A virada do jogo

No penúltimo dia dos Jogos Olímpicos de Londres, a seleção brasileira de vôlei feminino venceu a americana, embora tivesse começado perdendo o jogo. O ataque não estava dando certo, mas a recepção, o saque e o emocional estavam em alta. Um dos comentaristas chamou atenção para a sabedoria que rege o comportamento dos atletas quando, diante de apenas uma falha no sistema operacional, conseguem seguir fazendo bem aquilo que está funcionando. E o resultado e a verdade disso é que com o passar dos sets, o jogo delas se acertou, o fundamento que estava manco voltou a caminhar sobre duas pernas e elas venceram de virada. Algumas horas depois da partida, fui ao cinema assistir à pré-estreia de 360º, novo filme de Fernando Meirelles, e esse comentário ficou ecoando dentro da minha cabeça.

Todos os personagens do filme estão envolvidos em relações amorosas, apaixonadas, complicadas, adúlteras ou desgastadas, adjetivos a que estão sujeitos aqueles que se casam ou se juntam. Como o vôlei, os casamentos têm épocas boas, leves e aparentemente desprovidas de esforços, e outras mais ásperas, truncadas e laboriosas. Tanto um como outro vivem de repetições, tentam romper os vícios de comportamento ou de jogadas e são fonte de grande alegria e de imenso tormento. Reconheci, em silêncio, na sala de cinema, o quão difícil é seguir adiante quando um fundamento falha, ainda que os demais sigam bem. Como esse lugar do equívoco insiste em sugar nossas melhores energias e pensamentos e enterrá-los sob escombros de frustrações e ressentimentos que, se não tratados, viram mágoas que engessam no peito e endurecem na cabeça.
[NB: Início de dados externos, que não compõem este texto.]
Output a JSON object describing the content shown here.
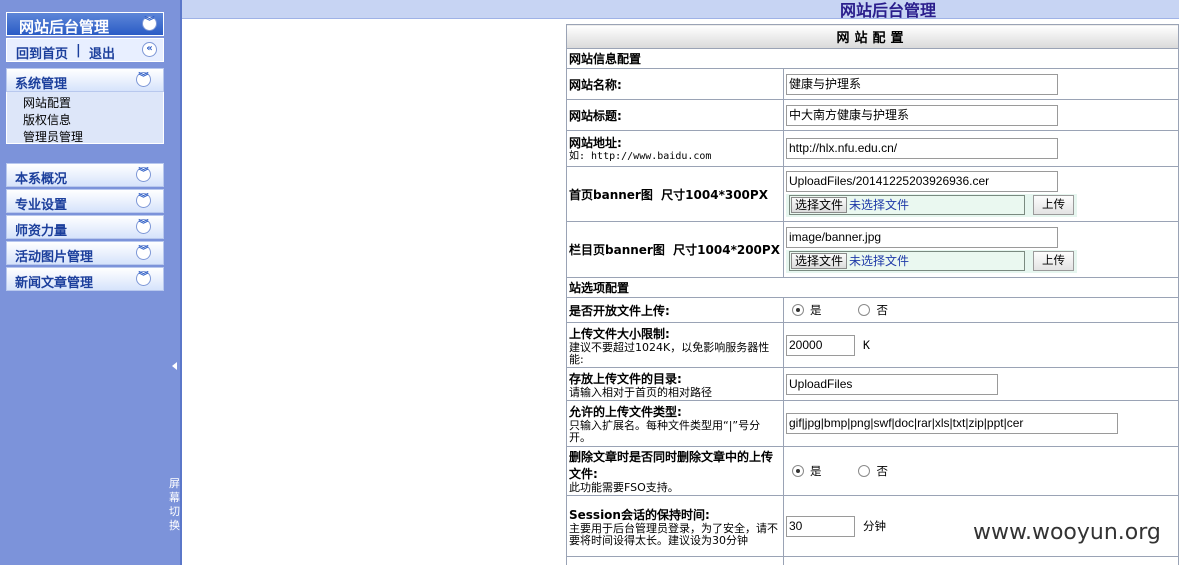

O filme de Meirelles traça um círculo ao redor de personagens interconectados e brinca com o ciclo dentro de relações isoladas. Ele nos mostra momentos de escolhas: por continuar junto ou pela bifurcação. Numa vida de casados, há ofertas tentadoras pelo caminho. Outras pessoas, outras vias e vidas, outros sonhos. Há, também, imperativos: filhos, rotina, dinheiro. E quais nossas razões para ceder a elas? Curiosidade, insegurança, fadiga; somos humanos, demasiado, humanos. O mitólogo Joseph Campbell me ensinou, em O Poder do Mito, que o casamento é uma provação, uma entrega do ego pela união. E ninguém faz isso sem espernear.

Casamento é difícil e dá trabalho, mas é muito mais legal que o plano b: a vida a dois é bem mais gostosa e até mais fácil. E o segredo de seu sucesso não está em uma fórmula engarrafada. É uma vida de escolhas reafirmadas dia após dia. São essas mesmas escolhas reiteradas que fazem deste pacto algo maleável. As demandas vão mudando com os anos, junto com nossas expectativas e os dois rebolam pra lá e pra cá pra manterem o passo. O casal que acaba dando certo não é o constantemente apaixonado, nem o que briga o tempo todo. Tampouco é o que não pensa em abandonar tudo ou o que fantasia com outras pessoas. Nem mesmo é o casal fiel.

É o que fica. E ficar é andar pra frente, sempre. Senão a bicicleta tomba. Ninguém realmente sabe bem o que está fazendo, exceto que com o andar da carruagem as abóboras se ajeitam. E Meirelles parece saber que isso se faz de dentro do matrimônio, só que pelo furo no ciclo.

Um dia perguntei à minha avó se ela ainda pensava muito no meu avô. “Todos os dias”, ela respondeu. “Não posso afirmar que não houve igual, mas mulher mais feliz do que eu era com o seu avô não teve.” Lembrei do que diz Rilke: “once the realization is accepted that even between the closest people infinite distances exist, a marvelous living side-by-side can grow up for them, if they succeed in loving the expanse between them, which gives them the possibility of always seeing each other as a whole and before an immense sky” (Uma vez aceita a compreensão de que mesmo entre as pessoas mais próximas existem distâncias infinitas, uma maravilhosa convivência lado-a-lado pode nascer entre elas, se conseguirem amar a vastidão entre elas, que as dá a possibilidade de ver o outro sempre como um todo e diante de um céu imenso, em tradução minha).Os 30 anos de casada, 26 de viúva e 53 de vida que nos separam conferem a ela a ciência de algo que eu e os personagens de 360º ainda estamos aprendendo: a não esperar dos que se ama mais do que eles podem te dar. Não há amor sem perdão e somos todos incompletos, inacabados. O que a gente pode fazer é pedalar, pedalar, pedalar até poder soltar outra vez o corpo na descida.